On my mind

From top left: a Unique Amber Cast Glass Sculpture by Karin Mørch, Ore Patinated Brass Pendant Light/Chandelier Ceiling Sculpture, nesting tables by Edward Wormley, pink St. Charles Armchair by Volk, rose marble pedestal dining table by Ettore Sottsass, contemporary ceramic coral sculpture, and a “Guerriero” marble sculpture by Cesare Arduini.

“Tarquinia Chair” by Roberto Matta

“The function of art is to unveil the enormous economic, cultural and emotional forces that materially interact in our lives and that constitute the real space in which we live.”

Roberto Matta was a celebrated painter and an equally talented furniture designer. His furniture design was strongly interconnected with his art, each creation was the result of a vision, no matter how it was labeled.

Nick Alm

“Sleeping Blonde”, oil on canvas, by Nick Alm.

I visited Nick in his studio at Lidingö outside Stockholm. It was absolutely fantastic, his work is more than captivating, it is just mesmerizing. I bought a lithograph, “Café Scene”, which I just want to be a part of, in the middle of the Parisian vibe, drink coffee, champagne or both. Another fav work by him is “Champagne breakfast”. See more of his work here.

Evert Taube

Skola kan ge bildning, men icke skapa konst. Konst kan skapa skola men icke konst. Trevande efter stil är levande konst. Färdig stil är icke konst.

Det stora kan nu ske endast undanskymt.
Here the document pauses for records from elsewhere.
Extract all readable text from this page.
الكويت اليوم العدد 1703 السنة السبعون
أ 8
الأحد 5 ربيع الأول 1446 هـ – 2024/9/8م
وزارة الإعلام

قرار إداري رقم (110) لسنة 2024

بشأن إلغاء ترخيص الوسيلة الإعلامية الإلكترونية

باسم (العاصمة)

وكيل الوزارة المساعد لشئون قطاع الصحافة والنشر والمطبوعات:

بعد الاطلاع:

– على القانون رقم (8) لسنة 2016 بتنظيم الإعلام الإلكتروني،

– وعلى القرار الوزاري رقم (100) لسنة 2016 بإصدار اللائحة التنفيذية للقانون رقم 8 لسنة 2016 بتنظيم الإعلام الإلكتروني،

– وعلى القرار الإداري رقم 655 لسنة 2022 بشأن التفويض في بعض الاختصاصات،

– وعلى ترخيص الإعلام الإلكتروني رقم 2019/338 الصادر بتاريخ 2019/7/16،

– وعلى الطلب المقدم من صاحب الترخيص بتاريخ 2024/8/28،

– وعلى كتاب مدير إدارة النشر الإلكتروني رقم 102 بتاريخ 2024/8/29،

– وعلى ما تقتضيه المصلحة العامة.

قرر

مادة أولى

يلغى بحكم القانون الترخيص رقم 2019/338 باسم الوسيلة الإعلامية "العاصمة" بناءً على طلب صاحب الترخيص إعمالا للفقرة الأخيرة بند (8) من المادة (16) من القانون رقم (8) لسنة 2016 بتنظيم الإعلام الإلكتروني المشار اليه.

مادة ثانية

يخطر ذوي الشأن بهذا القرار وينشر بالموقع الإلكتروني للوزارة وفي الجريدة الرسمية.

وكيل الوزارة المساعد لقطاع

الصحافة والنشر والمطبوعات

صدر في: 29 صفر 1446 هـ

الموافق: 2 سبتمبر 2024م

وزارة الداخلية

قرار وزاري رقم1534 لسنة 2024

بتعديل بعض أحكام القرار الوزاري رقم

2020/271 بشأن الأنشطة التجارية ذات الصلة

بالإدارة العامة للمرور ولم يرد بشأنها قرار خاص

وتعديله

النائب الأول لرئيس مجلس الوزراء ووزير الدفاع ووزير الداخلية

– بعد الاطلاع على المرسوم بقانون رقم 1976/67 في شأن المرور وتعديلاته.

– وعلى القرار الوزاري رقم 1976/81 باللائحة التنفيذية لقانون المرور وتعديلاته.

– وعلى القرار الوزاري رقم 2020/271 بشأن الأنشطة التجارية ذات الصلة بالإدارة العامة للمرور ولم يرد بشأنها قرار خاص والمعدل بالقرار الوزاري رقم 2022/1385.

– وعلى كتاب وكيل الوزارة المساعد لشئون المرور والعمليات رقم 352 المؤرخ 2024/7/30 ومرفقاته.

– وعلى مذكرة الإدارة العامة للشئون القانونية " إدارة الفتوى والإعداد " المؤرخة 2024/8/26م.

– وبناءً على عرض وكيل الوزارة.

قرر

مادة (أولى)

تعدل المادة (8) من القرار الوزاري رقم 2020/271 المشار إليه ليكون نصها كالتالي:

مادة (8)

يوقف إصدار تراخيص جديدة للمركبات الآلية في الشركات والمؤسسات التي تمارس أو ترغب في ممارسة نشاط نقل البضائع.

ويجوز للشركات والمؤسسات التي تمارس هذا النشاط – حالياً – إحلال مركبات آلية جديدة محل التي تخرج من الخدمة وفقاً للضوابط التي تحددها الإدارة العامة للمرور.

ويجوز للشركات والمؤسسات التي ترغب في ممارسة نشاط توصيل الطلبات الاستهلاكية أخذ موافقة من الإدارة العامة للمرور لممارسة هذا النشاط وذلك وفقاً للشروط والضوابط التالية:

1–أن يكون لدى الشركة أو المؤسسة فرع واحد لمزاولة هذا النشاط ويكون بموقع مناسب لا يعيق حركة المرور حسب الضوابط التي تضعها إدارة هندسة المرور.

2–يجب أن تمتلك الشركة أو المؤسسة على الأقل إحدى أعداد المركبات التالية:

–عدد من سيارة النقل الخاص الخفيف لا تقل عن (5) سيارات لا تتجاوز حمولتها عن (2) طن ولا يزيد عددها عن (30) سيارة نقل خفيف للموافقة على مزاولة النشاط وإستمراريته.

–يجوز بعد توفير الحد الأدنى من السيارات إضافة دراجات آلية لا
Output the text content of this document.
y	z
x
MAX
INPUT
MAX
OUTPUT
Konst uppstår enbart ur känsla, behag, lynne, hemligt, förkrossande arbete och förfärlig ensamhet.

–Evert Taube

Lucano House

“With the completion of the Casa Lucano in 1951, a large apartment in the elegant Fiera district in the northwest of Milan, Gio Ponti reached the apex of his quest for the Fantasy Home, a type of house that echoes both Italian Metaphysical and French Surrealist art of the early and mid-twentieth century within the domestic realm. This approach has almost no equivalent in pre-war Europe except perhaps in Le Corbusier’s Beistegui apartment (1929-31) and Carlo Mollino’s Devalle apartment (1939-40). It is a testimony to the inspired patronage emerging from the dynamic cultural environment of that period. Soon after the war, Ponti harnessed those currents with resounding success in Milan, where he engaged in constant dialogue with his peers and his patrons among the enlightened Milanese society.”